Question

• If a block of mass m at speed v collides inelastically with a block of mass M at rest, what is the final velocity of each block? What fraction of the initial energy is lost?

• Two identical circular hockey pucks of radius r traveling towards each other at the same speed v collide elastically. Their centers are separated by a vertical distance d, which is less than r. After the collision, with what angle relative to the initial path of the pucks will each one travel along?
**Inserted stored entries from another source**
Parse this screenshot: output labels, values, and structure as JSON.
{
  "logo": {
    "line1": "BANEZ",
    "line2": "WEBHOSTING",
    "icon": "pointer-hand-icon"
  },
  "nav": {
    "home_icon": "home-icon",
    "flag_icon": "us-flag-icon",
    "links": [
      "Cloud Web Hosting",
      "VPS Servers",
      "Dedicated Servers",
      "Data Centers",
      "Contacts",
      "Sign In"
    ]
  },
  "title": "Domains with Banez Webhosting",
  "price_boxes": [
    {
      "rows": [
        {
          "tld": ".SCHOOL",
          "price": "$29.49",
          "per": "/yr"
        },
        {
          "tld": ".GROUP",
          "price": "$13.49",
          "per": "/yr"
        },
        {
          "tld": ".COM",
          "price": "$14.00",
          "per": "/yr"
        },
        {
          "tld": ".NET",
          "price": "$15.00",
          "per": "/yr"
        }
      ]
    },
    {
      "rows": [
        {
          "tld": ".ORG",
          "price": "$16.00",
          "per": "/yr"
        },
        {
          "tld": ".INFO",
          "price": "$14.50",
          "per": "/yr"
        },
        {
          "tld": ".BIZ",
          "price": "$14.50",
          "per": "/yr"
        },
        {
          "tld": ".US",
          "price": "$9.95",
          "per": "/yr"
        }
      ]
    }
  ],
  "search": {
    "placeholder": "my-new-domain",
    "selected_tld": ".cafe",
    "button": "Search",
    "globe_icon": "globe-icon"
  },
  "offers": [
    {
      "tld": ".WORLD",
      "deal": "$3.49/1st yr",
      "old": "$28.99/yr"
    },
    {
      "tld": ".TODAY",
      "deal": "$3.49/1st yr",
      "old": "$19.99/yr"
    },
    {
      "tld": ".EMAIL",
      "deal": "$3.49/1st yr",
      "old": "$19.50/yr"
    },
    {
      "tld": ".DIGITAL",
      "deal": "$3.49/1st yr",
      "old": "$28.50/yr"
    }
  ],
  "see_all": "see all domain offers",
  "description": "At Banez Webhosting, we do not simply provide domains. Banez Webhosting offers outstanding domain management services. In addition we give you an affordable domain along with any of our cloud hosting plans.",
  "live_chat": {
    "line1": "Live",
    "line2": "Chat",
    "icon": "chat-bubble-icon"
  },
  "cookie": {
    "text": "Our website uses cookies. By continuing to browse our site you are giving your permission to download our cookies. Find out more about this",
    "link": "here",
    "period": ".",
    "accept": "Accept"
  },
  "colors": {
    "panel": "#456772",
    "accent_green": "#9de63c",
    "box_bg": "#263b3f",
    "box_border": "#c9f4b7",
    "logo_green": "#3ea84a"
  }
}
• Explain the physics of Newton’s Cradle.

Answer 1

Linear momentum=mv,where m is mass of the object and v is its velocity

Since there are no external forces horizontally,linear momentum is conserved in horizontal direction.

Let right direction be taken as positive and let initial motion of m be in rightward direction.

Initially, mass m is moving with velocity v towards right, mass M is at rest. So,initial linear momentum=m*(+v)+M(0)=mv

Finally, since there is inelastic collision, both move with same velocity.Let they be moving with velocity v₁ towards right. So,Final momentum=(m+M)(+v₁)=(m+M)v₁

Using momentum conservation,initial momentum=final momentum=>mv=(m+M)v₁=>v₁=mv/(m+M)

So,final velocity of each block=mv/(m+M)

Kinetic energy=1/2 (mass)(velocity)²

Initially,mass m is moving with speed v while mass M is at rest,So, Kinetic energy=1/2mv²+1/2M(0)²=1/2mv²

Finally,both masses are moving with velocity=mv/(m+M),So, Kinetic energy=1/2 m [mv/(m+M) ]²+1/2M[ mv/(m+M) ]^{2 =} 1/2(m+M)[ mv/(m+M) ]² =(mv)²/[2(m+M)]

Loss of kinetic energy=initial kinetic energy-final kinetic energy=1/2mv² - (mv)²/[2(m+M)]=1/2mv²[1-m/(m+M)]

=1/2mv²(M) / (m+M)

So,fraction of initial energy lost=loss in kinetic energy / initial kinetic energy

=>fraction of initial kinetic energy lost=0.5mv²(M) / [(m+M)*0.5mv²]= M / (m+M)